Managed Endpoint Accounts › Reverse Synchronization with Endpoint Accounts › How Reverse Synchronization Works
How Reverse Synchronization Works
Reverse synchronization with endpoint accounts occurs as follows:
- An administrator or a malicious user creates or modifies an account on an endpoint.
- When Explore and Correlate runs on that endpoint, the new or modified account is detected.
- The Provisioning Server sends a notification to the CA Identity Manager server.
- The CA Identity Manager server searches for a reverse synchronization policy that matches the change on the endpoint.
- If a matching policy is found, it executes. If more than one policy applies to this account and those policies have the same scope, the highest priority policy runs.

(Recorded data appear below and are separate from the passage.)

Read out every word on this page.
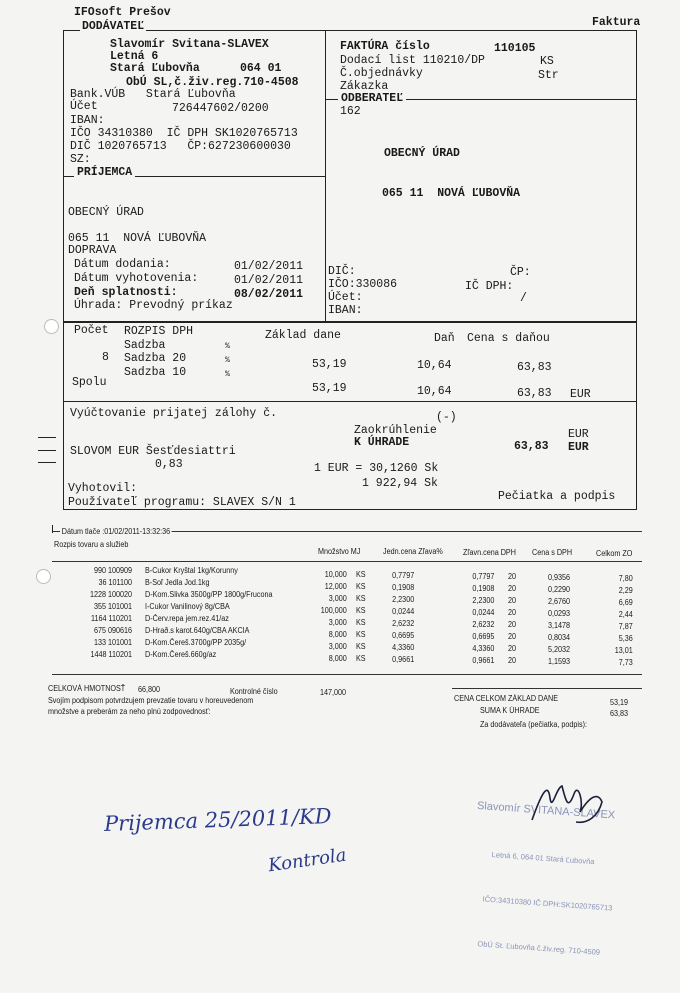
IFOsoft Prešov
Faktura
DODÁVATEĽ
Slavomír Svitana-SLAVEX
Letná 6
Stará Ľubovňa	064 01
ObÚ SL,č.živ.reg.710-4508
Bank.VÚB   Stará Ľubovňa
Účet	726447602/0200
IBAN:
IČO 34310380  IČ DPH SK1020765713
DIČ 1020765713   ČP:627230600030
SZ:
PRÍJEMCA
OBECNÝ ÚRAD
065 11  NOVÁ ĽUBOVŇA
DOPRAVA
Dátum dodania:	01/02/2011
Dátum vyhotovenia:	01/02/2011
Deň splatnosti:	08/02/2011
Úhrada: Prevodný príkaz
FAKTÚRA číslo	110105
Dodací list 110210/DP	KS
Č.objednávky	Str
Zákazka
ODBERATEĽ
162
OBECNÝ ÚRAD
065 11  NOVÁ ĽUBOVŇA
DIČ:	ČP:
IČO:330086	IČ DPH:
/
Účet:
IBAN:
Počet ROZPIS DPH	Základ dane	Daň Cena s daňou
Sadzba	%
8 Sadzba 20	%	53,19	10,64	63,83
Sadzba 10	%
Spolu	53,19	10,64	63,83 EUR
Vyúčtovanie prijatej zálohy č.	(-)
Zaokrúhlenie	EUR
K ÚHRADE	63,83 EUR
SLOVOM EUR Šesťdesiattri
0,83	1 EUR = 30,1260 Sk
1 922,94 Sk
Vyhotovil:
Používateľ programu: SLAVEX S/N 1	Pečiatka a podpis
Dátum tlače :01/02/2011-13:32:36
Rozpis tovaru a služieb
Množstvo MJ	Jedn.cena Zľava%	Zľavn.cena DPH Cena s DPH	Celkom ZO
990 100909 B-Cukor Kryštal 1kg/Korunny	10,000 KS	0,7797	0,7797 20	0,9356	7,80
36 101100 B-Soľ Jedla Jod.1kg	12,000 KS	0,1908	0,1908 20	0,2290	2,29
1228 100020 D-Kom.Slivka 3500g/PP 1800g/Frucona	3,000 KS	2,2300	2,2300 20	2,6760	6,69
355 101001 I-Cukor Vanilinový 8g/CBA	100,000 KS	0,0244	0,0244 20	0,0293	2,44
1164 110201 D-Červ.repa jem.rez.41/az	3,000 KS	2,6232	2,6232 20	3,1478	7,87
675 090616 D-Hrað.s karot.640g/CBA AKCIA	8,000 KS	0,6695	0,6695 20	0,8034	5,36
133 101001 D-Kom.Čereš.3700g/PP 2035g/	3,000 KS	4,3360	4,3360 20	5,2032	13,01
1448 110201 D-Kom.Čereš.660g/az	8,000 KS	0,9661	0,9661 20	1,1593	7,73
CELKOVÁ HMOTNOSŤ 66,800	Kontrolné číslo	147,000
Svojím podpisom potvrdzujem prevzatie tovaru v horeuvedenom
množstve a preberám za neho plnú zodpovednosť:
CENA CELKOM ZÁKLAD DANE	53,19
SUMA K ÚHRADE	63,83
Za dodávateľa (pečiatka, podpis):

Slavomír SVITANA-SLAVEX

Letná 6, 064 01 Stará Ľubovňa

IČO:34310380 IČ DPH:SK1020765713

ObÚ St. Ľubovňa č.živ.reg. 710-4509

Prijemca 25/2011/KD
Kontrola
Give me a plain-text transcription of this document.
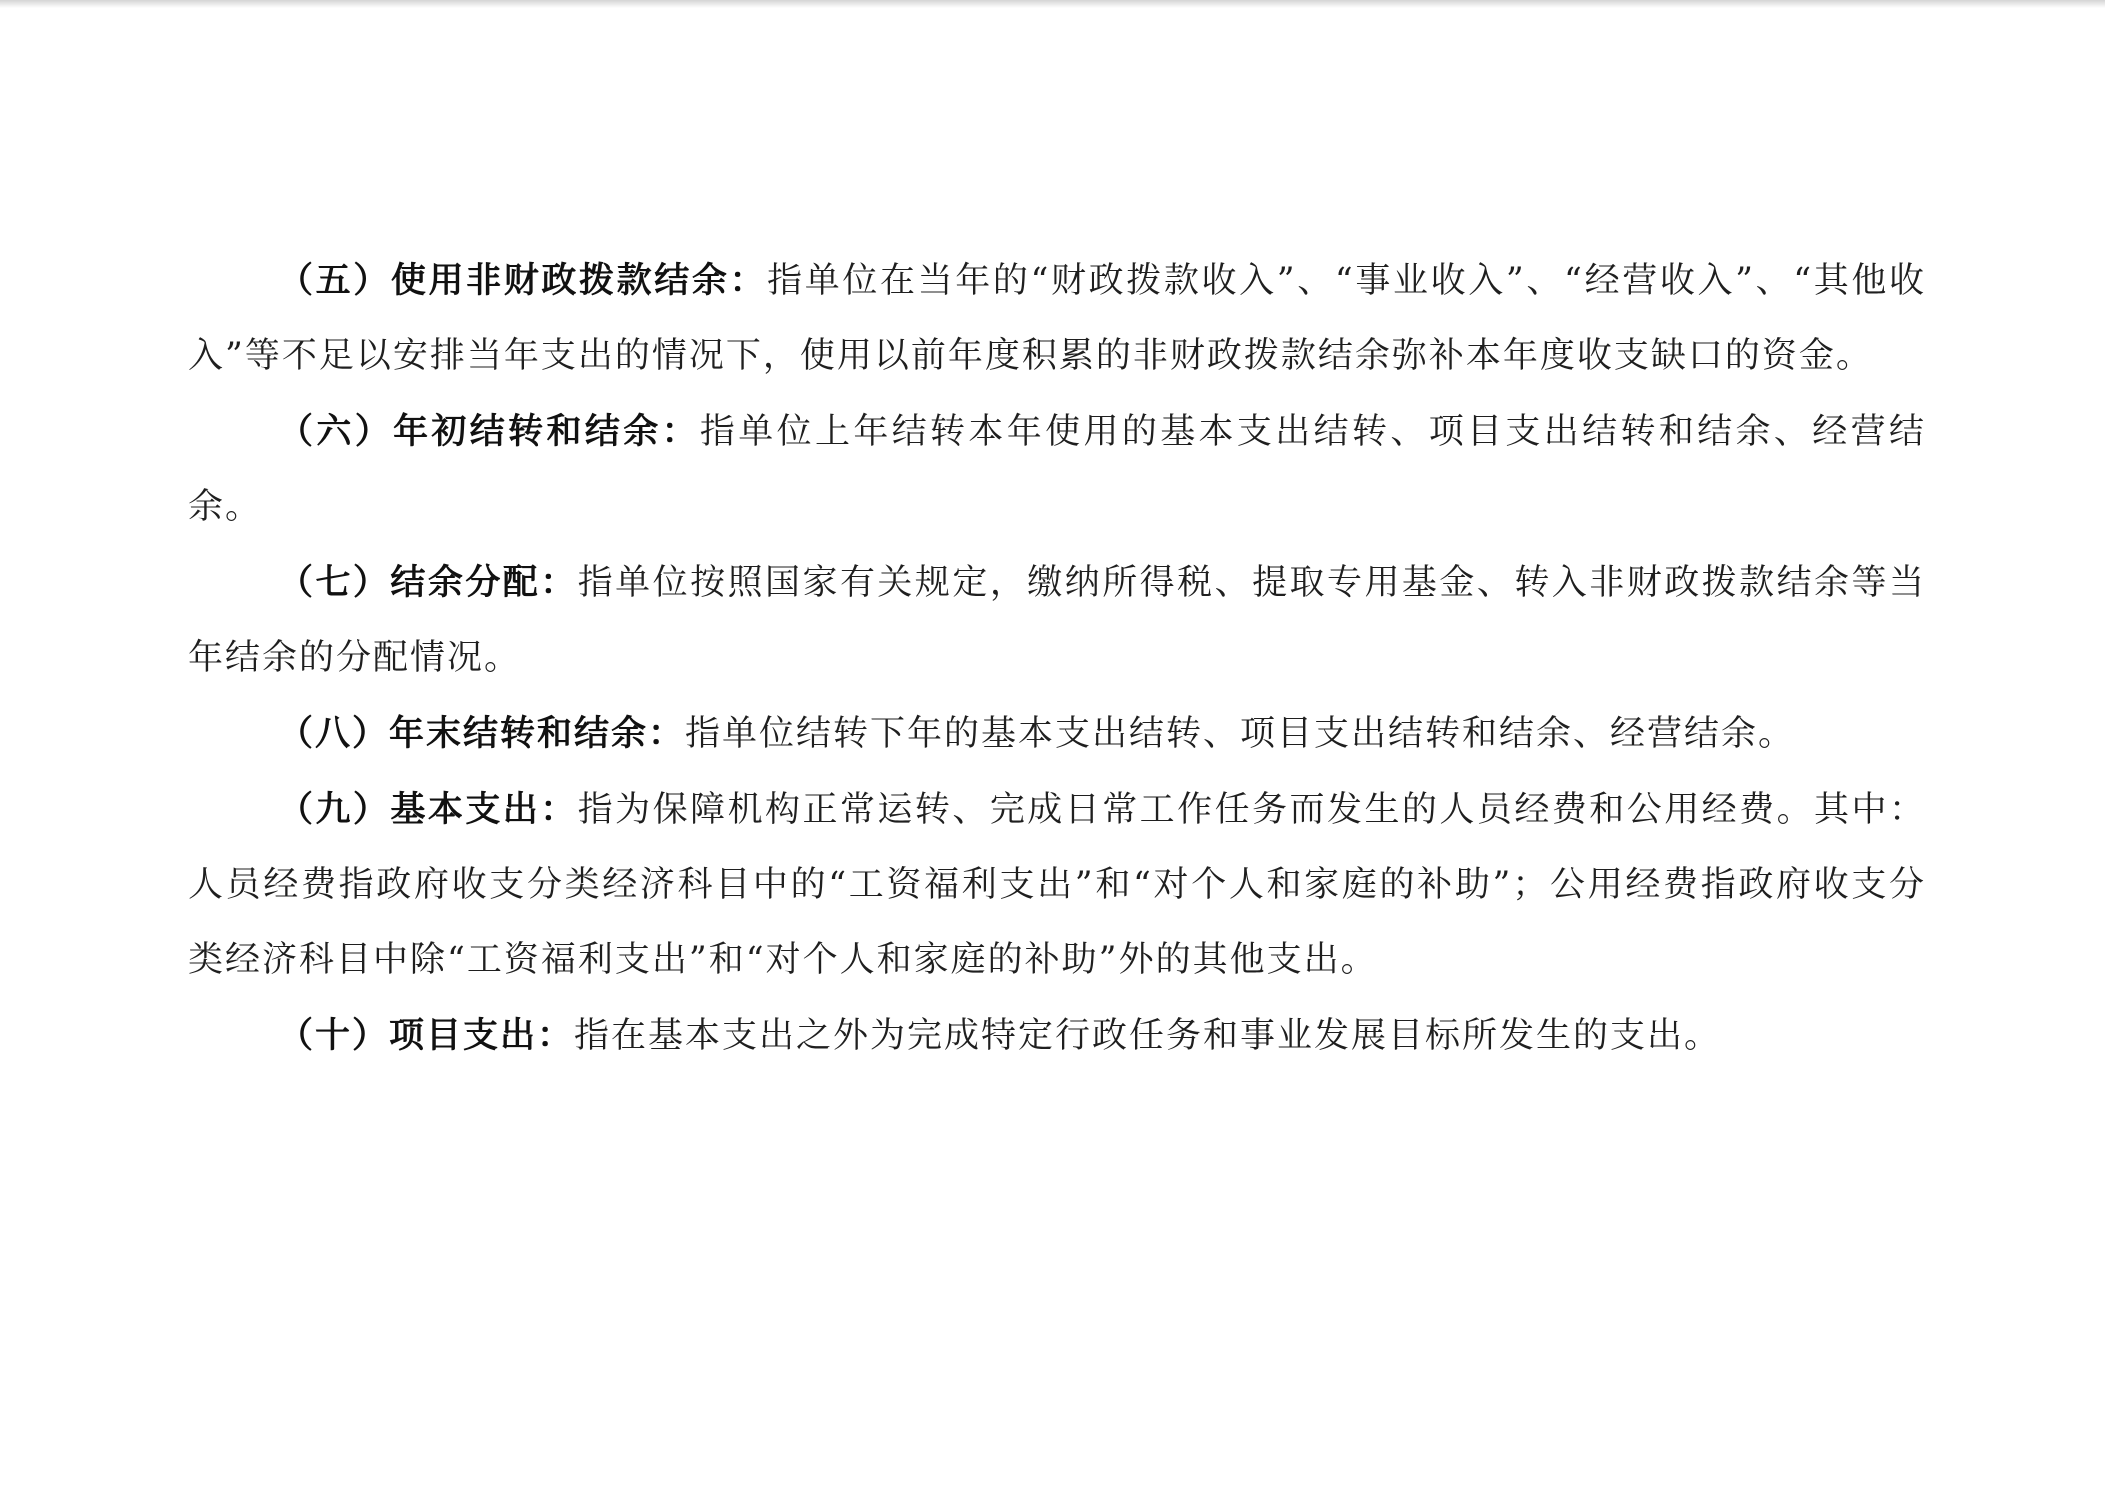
（五）使用非财政拨款结余：指单位在当年的“财政拨款收入”、“事业收入”、“经营收入”、“其他收入”等不足以安排当年支出的情况下，使用以前年度积累的非财政拨款结余弥补本年度收支缺口的资金。

（六）年初结转和结余：指单位上年结转本年使用的基本支出结转、项目支出结转和结余、经营结余。

（七）结余分配：指单位按照国家有关规定，缴纳所得税、提取专用基金、转入非财政拨款结余等当年结余的分配情况。

（八）年末结转和结余：指单位结转下年的基本支出结转、项目支出结转和结余、经营结余。

（九）基本支出：指为保障机构正常运转、完成日常工作任务而发生的人员经费和公用经费。其中：人员经费指政府收支分类经济科目中的“工资福利支出”和“对个人和家庭的补助”；公用经费指政府收支分类经济科目中除“工资福利支出”和“对个人和家庭的补助”外的其他支出。

（十）项目支出：指在基本支出之外为完成特定行政任务和事业发展目标所发生的支出。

- Depending on the policy, one of the following actions occurs:
- For a new account, the policy accepts, deletes, or suspends the account or sends it for workflow approval.
- For a modified account, the policy accepts the value, reverts it to the last known value, or sends it for workflow approval.
- If workflow is selected, a new event for the workflow is generated and the approvers are set. Then, one of the following actions occurs:
- For a new account, the approver can accept, delete, or suspend the account or assign it to a user.
- For a modified account, the workflow process is the same as if the value was changed in the User Console, except that rejected values are reverted at the endpoint.